Da qui emerse, circa due anni fa, l’idea di un gruppo di colleghi di provare a superare queste limitazioni attraverso la costituzione di un contenitore comune nazionale nel campo della Chimica delle Energie Rinnovabili, con il supporto della Società Chimica Italiana. Il Gruppo Enerchem, in sintesi, ha come obiettivo la coordinazione delle attività e la promozione, sul piano interdisciplinare, delle interazioni tra tutti coloro che svolgono ricerche o hanno interesse nel campo della Chimica delle Energie rinnovabili nelle sue varie forme, dai materiali ai dispositivi, dalla raccolta, all’accumulo, conversione e uso di energia rinnovabile. In particolare il nuovo Gruppo intende promuovere e sostenere il ruolo culturale centrale della Chimica nell’ambito della Scienza per l’Energia proponendosi, nella sua fase iniziale, come punto di riferimento per i cultori chimici italiani ma, in prospettiva, mirando a diventare il fulcro di un’iniziativa interdisciplinare – quindi non solo chimica – a livello nazionale (sulla linea, ad esempio, del Gruppo misto SCI-SIF già citato, che fu costituito qualche anno fa  per coordinare attività  comuni nel campo della energia), in grado di dialogare con tutte le componenti della società, dagli amministratori ai finanziatori e imprenditori, per l’obiettivo comune già descritto. Un compito non secondario, anzi principale, del Gruppo sarà quello legato all’opera di diffusione e sensibilizzazione sulle tematiche inerenti la Chimica per l’Energia rinnovabile rivolta a quelle componenti della società non direttamente legate all’attività di ricerca e sviluppo (la scuola e il grande pubblico, per citarne due), delle quali molti ricercatori ne sottovalutano la rilevanza e le significative ricadute.

L’attività del Gruppo, come verrà delineata dal Consiglio Direttivo che a breve si riunirà, si svilupperà lungo varie direttrici. Tra le principali citiamo lo sviluppo di forme comunicative più includenti la società tutta, dal sito web ai social networks, la partecipazione a convegni della SCI (Divisionali e Nazionali) a partire, se possibile, già dal 2013, l’organizzazione di un proprio convegno che diventi il luogo di aggregazione e confronto principale  dei ricercatori italiani del settore, l’organizzazione di università estive, scuole avanzate e workshops, la cooperazione con il mondo industriale e la creazione di un hub tecnologico nazionale nel campo delle energie rinnovabili, l’uso ottimale dei finanziamenti nazionali ed internazionali tramite la creazione di networks tematici e la riduzione delle sovrapposizioni, lo scambio di ricercatori e la condivisione di facilities, le attività legate all’education in tutte le sue forme.

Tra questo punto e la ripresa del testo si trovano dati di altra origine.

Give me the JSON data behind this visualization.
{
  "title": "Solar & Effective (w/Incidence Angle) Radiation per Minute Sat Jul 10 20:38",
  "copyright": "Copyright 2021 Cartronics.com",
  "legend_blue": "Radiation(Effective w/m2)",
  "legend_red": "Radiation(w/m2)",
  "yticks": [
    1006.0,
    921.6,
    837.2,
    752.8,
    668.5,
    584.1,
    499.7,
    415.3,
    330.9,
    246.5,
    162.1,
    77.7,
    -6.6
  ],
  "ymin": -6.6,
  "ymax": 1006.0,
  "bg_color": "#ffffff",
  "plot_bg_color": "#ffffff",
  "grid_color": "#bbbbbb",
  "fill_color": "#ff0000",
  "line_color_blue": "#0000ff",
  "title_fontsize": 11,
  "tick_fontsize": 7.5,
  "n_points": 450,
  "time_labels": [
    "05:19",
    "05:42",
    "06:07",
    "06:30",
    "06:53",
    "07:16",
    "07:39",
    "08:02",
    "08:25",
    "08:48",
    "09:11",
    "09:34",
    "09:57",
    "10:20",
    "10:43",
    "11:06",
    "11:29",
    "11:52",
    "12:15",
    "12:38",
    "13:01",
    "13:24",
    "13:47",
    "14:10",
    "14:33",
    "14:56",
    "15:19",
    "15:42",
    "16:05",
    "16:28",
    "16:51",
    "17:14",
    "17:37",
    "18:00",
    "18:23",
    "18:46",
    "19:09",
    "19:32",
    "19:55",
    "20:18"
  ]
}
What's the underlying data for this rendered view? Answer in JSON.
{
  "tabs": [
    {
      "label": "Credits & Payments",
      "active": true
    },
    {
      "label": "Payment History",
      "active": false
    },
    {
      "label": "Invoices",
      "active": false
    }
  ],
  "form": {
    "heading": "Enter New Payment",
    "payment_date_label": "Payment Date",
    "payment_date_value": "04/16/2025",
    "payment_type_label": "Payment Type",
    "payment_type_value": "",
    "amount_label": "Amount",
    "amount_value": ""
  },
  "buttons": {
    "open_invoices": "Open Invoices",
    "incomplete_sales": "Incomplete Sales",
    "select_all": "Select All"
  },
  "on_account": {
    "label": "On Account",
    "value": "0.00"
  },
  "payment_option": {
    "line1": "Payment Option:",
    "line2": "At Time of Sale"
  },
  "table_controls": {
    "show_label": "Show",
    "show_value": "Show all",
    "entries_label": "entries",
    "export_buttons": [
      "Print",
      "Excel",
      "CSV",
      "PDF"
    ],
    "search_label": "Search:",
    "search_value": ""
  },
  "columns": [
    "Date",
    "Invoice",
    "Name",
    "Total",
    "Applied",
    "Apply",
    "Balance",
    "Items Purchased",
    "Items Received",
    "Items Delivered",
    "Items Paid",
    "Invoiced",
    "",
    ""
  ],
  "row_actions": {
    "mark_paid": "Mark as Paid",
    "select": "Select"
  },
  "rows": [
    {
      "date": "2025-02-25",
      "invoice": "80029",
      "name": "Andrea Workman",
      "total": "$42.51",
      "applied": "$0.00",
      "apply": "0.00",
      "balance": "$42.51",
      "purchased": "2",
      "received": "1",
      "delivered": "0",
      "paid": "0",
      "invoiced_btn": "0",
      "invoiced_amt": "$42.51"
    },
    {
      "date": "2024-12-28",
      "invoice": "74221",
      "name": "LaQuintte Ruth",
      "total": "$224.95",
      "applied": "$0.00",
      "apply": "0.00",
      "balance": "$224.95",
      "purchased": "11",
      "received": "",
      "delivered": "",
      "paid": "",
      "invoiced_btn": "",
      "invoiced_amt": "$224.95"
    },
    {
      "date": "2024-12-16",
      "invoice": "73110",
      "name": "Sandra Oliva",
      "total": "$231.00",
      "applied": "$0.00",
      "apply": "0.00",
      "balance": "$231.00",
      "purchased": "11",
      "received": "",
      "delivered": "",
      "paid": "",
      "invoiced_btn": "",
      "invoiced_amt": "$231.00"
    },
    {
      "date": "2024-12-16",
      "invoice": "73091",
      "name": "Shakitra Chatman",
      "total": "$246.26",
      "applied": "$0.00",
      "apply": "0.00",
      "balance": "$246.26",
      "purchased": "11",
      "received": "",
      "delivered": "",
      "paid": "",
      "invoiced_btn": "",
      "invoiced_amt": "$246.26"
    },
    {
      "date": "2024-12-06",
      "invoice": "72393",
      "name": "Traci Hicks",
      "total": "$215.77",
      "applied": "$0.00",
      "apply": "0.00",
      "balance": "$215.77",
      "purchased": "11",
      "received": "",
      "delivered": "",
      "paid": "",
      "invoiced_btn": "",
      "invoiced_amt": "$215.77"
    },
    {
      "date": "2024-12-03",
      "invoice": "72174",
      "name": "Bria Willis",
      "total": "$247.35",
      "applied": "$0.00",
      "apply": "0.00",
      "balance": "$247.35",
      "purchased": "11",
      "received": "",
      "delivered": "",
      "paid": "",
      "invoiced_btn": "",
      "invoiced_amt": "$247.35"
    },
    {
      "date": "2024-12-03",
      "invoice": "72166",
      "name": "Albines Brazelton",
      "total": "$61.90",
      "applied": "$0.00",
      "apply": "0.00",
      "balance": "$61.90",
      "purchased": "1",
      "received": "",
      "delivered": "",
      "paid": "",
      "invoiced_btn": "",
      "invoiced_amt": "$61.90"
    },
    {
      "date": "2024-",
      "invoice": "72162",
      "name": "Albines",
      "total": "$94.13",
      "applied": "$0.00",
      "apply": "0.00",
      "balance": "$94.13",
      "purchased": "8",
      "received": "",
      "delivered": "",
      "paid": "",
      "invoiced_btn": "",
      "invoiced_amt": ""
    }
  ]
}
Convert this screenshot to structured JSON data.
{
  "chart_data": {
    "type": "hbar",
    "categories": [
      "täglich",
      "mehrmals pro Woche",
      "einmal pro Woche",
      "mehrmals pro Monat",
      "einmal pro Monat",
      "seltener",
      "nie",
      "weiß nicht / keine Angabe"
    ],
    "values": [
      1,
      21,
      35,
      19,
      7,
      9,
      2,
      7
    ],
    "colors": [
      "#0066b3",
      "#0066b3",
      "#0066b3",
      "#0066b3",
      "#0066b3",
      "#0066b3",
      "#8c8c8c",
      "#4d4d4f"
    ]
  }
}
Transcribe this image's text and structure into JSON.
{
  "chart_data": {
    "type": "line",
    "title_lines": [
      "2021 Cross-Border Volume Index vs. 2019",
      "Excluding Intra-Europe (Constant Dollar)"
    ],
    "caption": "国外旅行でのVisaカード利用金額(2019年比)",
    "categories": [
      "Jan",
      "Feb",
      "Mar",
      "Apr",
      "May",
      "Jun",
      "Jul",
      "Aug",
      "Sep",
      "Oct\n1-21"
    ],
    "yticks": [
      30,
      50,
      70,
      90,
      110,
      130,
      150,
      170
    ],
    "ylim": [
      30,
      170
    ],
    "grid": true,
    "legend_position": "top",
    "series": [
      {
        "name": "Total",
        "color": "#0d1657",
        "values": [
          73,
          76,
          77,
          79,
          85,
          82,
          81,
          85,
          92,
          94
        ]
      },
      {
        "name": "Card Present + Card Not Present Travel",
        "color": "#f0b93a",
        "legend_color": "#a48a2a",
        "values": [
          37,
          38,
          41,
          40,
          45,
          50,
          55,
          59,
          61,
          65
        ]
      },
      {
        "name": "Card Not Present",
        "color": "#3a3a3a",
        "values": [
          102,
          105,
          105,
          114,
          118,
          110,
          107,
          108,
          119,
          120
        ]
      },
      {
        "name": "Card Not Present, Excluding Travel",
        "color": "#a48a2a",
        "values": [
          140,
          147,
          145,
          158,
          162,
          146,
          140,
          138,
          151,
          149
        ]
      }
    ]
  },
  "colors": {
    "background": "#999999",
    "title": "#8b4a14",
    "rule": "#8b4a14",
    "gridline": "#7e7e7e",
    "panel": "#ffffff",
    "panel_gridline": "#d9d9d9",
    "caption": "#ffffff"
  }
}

In una sola parola si vuole costruire uno strumento che promuova e coordini la crescita nel campo della chimica nazionale delle energie rinnovabili in termini scientifico/tecnologici, con una attenzione particolare verso tutte le componenti della società che rappresentano i principali stakeholders dell’attività di studio, ricerca e sviluppo. La convinzione è che, solo cosi facendo, si possa contribuire perchè il nostro paese possa avere un ruolo competitivo nel progresso scientifico/tecnologico delle nuove energie del XXI secolo.

Il Gruppo Enerchem è partito sotto i migliori auspici. Il forte e genuino interesse mostrato da tutte le Divisioni della SCI si è concretizzata in un’ampia partecipazione dei ricercatori già in fase di costituzione del gruppo. I soci della SCI che hanno aderito fin dalla costituzione del Gruppo sono oltre 130, ai quali si aggiungono le espressioni di interesse di decine di ricercatori e tecnologi.

La scommessa è impegnativa. Solo con la più diretta e ampia partecipazione possibile di tutti i ricercatori interessati, superando logiche individuali, si potrà dare un senso ed un peso significativo a questa iniziativa la quale, se si svilupperà con successo, sarà in grado di dare in ritorno ampie ricadute non solo alla comunità chimica impegnata nel campo delle energie rinnovabili, ma a tutti gli altri attori nazionali coinvolti. La sfida è aperta.